Annotated Bibliography 10

Ruth Muze & Elijah O. Onsomu (2017) Our Children, Our Hope: Voices of African American Mothers Living with HIV and Rearing Uninfected Children, Journal of Community Health Nursing, 34:3, 160-168, DOI: 10.1080/07370016.2017.1340770

Introduction to Parenting with HIV

Though living with HIV is no longer a death sentence, there are still stigmas carried with the disease that make parenting with HIV extremely hard for mothers. Due to antiretroviral prophylaxis, which reduces HIV transmission from mother to fetus, more women feel comfortable with having children and are more excited to become mothers. Although the disease may not be transmitted, the mothers must still face an overwhelming responsibility that when combined with regular HIV side effects such as depression can leave children with internalized problems.

In order to participate women must fulfill the following criteria: 19 years old, mother with full-time care of one uninfected preschool-aged children, diagnosis of HIV status, self-identifying as African American, diagnosis at least 12 months prior, and affiliation with the Positive Wellness Alliance.

The mothers said that their emotional and personal lives in addition to the way they raise their children is affected by their health and well-being. Their involvement with their children day to day helps to act as a distraction from their illness. Additionally, being a single mother makes things even harder but they do everything they can to carry out all childcare tasks.

“It’s like trying to organize things in the morning by trying to follow through all that needs to be done for my daughter and trying to plan all her meals. … It wears me out; sometimes, I just can’t get up to take care of myself because of her.”

There is a large sense of isolation among the women that is associated with HIV, that is especially prevalent with the support of friends and family is not present.

You just wish that somebody would call and try to rescue you or something. Of course, taking care of my child throws off my whole day because the focus is on my child.”
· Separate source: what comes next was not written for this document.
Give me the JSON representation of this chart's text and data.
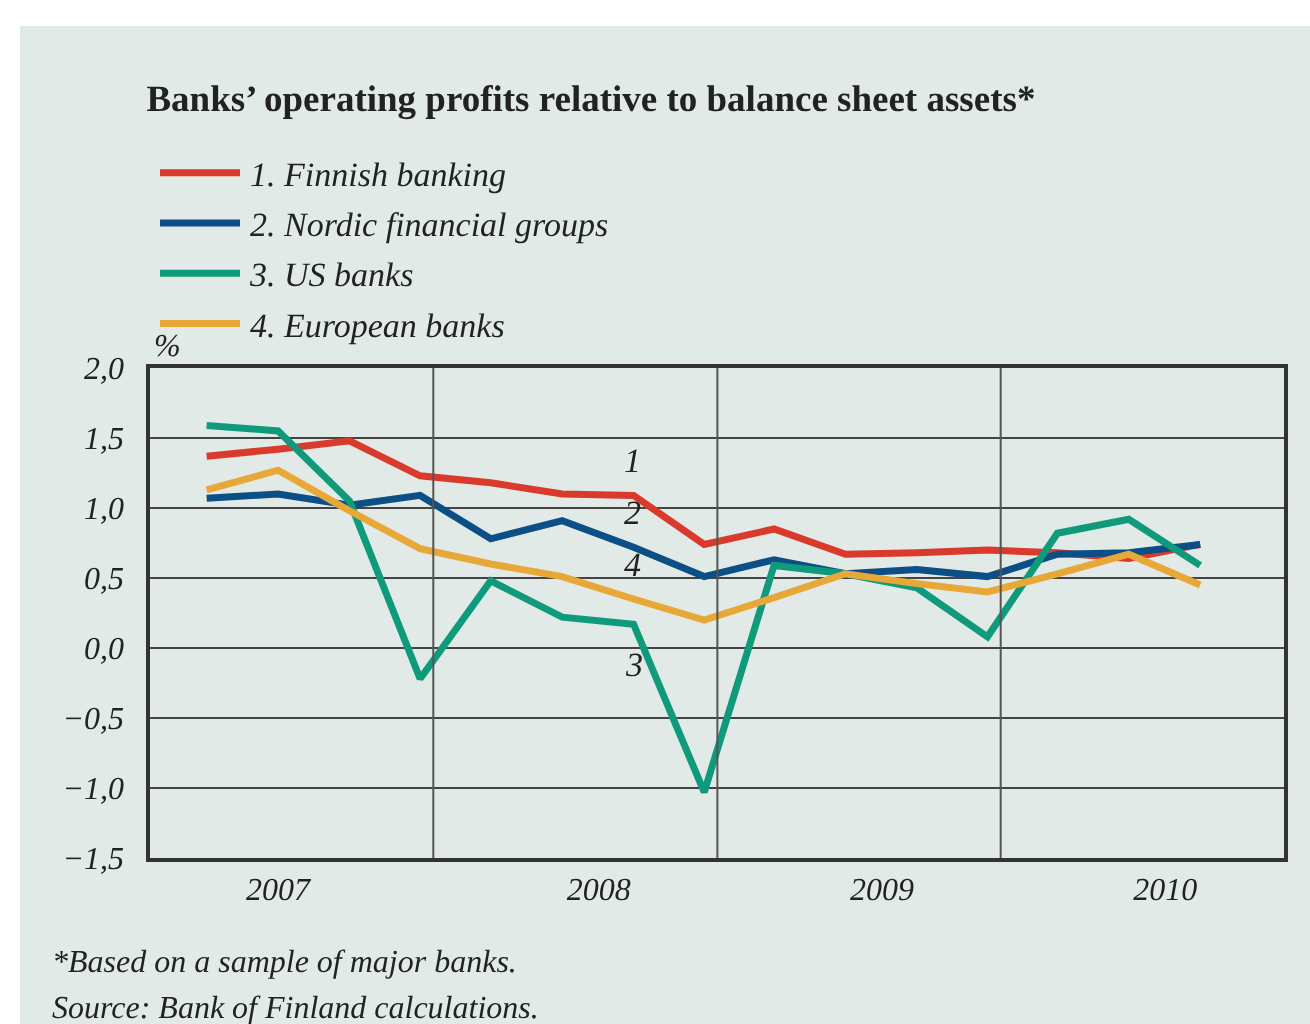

The overall experiences of the women in the study in regard to parenting their children were consistent within the group. Through all the challenges, their overall goal was to fulfill their children’s needs. Parenting intervention programs would ease the struggle to meet all of these responsibilities.

The struggles of mothers are often underestimated, especially of those living with illness. It is clear that women with HIV who have children often put their kids first, and sometimes even compromise their own health to do so. This is just another example of why women do not necessarily receive or upkeep the same level of care for themselves as male counterparts.